I was making a Trip Around the World quilt but I didn't like the pattern very much at the time. It was enough that a punker girl was in a traditional sewing class with my grandmother picking traditional fabrics, dusty and pale blues. So I decided that I had to re-work the pattern somehow without being too obnoxious to my cousin and Va-vo, because they are very nice. So, I decided it would be called "
X Marks the Spot" instead of Trip Around the World.
Just so the world knows, I wanted to make a black, white, and red quilt. One of these days I still will make that quilt, because I still want to.
What I did was I left the middle strip the same and I switched the left and right sides of the quilt to make a big X instead of the traditional square on point look. I was impatient at the time and didn't want to learn to quilt. So I tied it with pink yarn. If you know me, I hate pink (especially as a teenager; I am starting to like it now, along with Valentine's Day). I didn't pick the yarn; my Vavo did.

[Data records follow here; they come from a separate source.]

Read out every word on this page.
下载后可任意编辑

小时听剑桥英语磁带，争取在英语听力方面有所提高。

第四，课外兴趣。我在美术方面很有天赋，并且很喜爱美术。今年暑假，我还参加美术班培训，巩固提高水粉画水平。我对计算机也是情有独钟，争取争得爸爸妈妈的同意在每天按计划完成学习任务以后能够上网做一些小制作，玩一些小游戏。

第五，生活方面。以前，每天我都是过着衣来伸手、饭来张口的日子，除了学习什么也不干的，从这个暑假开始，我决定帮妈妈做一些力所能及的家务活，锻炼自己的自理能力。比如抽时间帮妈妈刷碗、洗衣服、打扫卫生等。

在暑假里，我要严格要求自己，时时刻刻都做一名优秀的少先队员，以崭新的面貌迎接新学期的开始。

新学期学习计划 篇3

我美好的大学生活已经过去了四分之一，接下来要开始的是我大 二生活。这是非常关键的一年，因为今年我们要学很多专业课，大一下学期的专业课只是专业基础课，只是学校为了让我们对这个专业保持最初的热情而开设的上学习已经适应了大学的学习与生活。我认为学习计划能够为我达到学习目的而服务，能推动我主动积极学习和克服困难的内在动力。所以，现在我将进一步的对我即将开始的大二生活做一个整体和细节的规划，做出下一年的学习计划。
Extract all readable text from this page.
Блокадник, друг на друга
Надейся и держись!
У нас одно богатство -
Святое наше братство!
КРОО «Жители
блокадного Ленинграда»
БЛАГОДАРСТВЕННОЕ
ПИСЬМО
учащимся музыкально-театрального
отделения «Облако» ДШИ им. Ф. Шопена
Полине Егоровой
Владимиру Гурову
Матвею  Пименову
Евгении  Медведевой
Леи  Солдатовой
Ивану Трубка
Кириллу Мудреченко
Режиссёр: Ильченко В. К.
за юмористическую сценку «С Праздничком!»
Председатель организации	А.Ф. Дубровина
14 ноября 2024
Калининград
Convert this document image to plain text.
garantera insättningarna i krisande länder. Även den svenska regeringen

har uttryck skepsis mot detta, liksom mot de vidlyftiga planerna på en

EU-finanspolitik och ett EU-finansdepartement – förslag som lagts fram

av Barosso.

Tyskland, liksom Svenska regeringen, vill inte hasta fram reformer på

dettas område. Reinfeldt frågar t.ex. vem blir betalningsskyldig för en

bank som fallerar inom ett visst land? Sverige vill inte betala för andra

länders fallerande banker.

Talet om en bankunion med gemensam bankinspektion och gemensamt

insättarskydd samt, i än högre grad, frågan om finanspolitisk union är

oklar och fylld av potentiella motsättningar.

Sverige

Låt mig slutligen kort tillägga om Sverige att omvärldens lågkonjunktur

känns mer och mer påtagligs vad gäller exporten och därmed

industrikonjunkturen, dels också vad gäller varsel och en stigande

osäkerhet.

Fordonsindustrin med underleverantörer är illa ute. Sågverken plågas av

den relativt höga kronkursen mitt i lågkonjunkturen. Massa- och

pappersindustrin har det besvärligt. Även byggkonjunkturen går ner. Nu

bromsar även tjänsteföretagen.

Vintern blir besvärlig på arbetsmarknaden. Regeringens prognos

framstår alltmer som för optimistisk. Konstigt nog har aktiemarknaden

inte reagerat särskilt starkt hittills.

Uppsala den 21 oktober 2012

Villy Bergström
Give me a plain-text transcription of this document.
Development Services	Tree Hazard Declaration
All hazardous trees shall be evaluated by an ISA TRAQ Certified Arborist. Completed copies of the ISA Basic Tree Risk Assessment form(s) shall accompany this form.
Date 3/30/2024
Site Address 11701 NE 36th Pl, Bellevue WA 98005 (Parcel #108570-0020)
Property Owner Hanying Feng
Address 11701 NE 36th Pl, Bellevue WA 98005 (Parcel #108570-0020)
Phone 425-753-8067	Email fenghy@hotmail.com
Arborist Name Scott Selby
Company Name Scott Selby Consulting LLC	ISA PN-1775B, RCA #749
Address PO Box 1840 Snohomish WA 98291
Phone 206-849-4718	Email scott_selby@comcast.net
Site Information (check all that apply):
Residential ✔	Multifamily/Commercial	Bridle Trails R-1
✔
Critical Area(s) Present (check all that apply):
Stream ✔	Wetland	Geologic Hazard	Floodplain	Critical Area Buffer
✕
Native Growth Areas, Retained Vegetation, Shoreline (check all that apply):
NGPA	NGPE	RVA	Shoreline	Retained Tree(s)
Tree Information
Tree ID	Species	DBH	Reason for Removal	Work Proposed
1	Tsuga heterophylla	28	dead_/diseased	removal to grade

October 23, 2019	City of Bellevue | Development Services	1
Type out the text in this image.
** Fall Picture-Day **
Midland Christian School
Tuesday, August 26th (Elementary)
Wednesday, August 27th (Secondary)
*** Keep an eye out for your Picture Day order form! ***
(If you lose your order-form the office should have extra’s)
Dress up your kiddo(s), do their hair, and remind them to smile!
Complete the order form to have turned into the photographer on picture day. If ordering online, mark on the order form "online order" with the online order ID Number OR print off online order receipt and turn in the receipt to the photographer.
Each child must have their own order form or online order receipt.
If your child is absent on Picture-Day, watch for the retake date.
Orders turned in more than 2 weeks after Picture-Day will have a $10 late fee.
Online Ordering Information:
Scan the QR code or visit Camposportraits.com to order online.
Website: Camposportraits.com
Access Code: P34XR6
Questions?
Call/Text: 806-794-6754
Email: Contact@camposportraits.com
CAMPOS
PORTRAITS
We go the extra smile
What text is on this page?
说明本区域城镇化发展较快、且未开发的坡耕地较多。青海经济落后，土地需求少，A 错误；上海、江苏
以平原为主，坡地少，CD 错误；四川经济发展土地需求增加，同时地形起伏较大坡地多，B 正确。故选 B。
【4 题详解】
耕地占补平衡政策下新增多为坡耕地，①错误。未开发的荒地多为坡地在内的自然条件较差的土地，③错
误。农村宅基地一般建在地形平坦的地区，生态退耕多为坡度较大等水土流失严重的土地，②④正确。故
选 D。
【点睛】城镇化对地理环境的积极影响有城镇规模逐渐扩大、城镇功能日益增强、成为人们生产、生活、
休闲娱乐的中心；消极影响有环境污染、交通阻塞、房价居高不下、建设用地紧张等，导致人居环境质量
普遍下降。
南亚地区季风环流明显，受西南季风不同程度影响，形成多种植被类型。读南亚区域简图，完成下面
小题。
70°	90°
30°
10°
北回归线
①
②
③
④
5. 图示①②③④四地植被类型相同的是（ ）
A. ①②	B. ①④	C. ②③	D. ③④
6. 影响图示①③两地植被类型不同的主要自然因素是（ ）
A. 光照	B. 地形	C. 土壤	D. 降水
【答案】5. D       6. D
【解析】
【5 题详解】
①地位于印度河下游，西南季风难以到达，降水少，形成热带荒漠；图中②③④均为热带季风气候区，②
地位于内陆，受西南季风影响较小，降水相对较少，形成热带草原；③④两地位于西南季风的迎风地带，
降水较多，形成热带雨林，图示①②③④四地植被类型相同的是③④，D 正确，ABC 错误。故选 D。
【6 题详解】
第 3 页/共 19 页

I used this quilt so much as a teenager that it got pretty worn out. So now, as an adult, my WIP is to repair and replace parts of this quilt. I have made the patches for all the torn blocks. I am also replacing the pink yarn with white buttons. I really don't want the quilt to be used any more, so I figure buttons will curb that. The other special part about these buttons is they have been collected over 4 generations and two sides of the family. My Vavo, Tia Deannie (great-aunt), aunt, cousins, me and my kids and my mother-in-law and Grandmother-in-law Ernst donated some of these buttons, plus a few friends, too. Just an FYI, the buttons are plastic, not mother of pearl, and all are white. I am still collecting them to finish this project.
So, this is my FIRST quilt that I hope will LAST, thus the title of this post. If you notice in the pictures, the center blocks are different colors that is where the holes were. The holes were created from where I use to sit on my bed, right in the middle of it, doing my homework as a teenager in high school and as a young adult in collage. Funny to say homework wore out my quilt, but it did.
Because this is just a family quilt, and not something historical, I just replaced the fabric with ones that I purchased as a teenager; they are period to when the quilt was made, but they are not matched, as you can tell. I don't mind that for personal use; it shows the quilt had a life, yet it stays period. Anything historical I would take to a person who has historical fabrics and try to match exactly. The other option is to stop use and cover damaged areas with organdy (basted) to hold damaged fabric in place, but not add anything new to the quilt because that changes the age of the quilt. Organdy basted is reversible and does not change the age of the quilt.
Top and bottom photo are true to life; the middle two had bad lighting.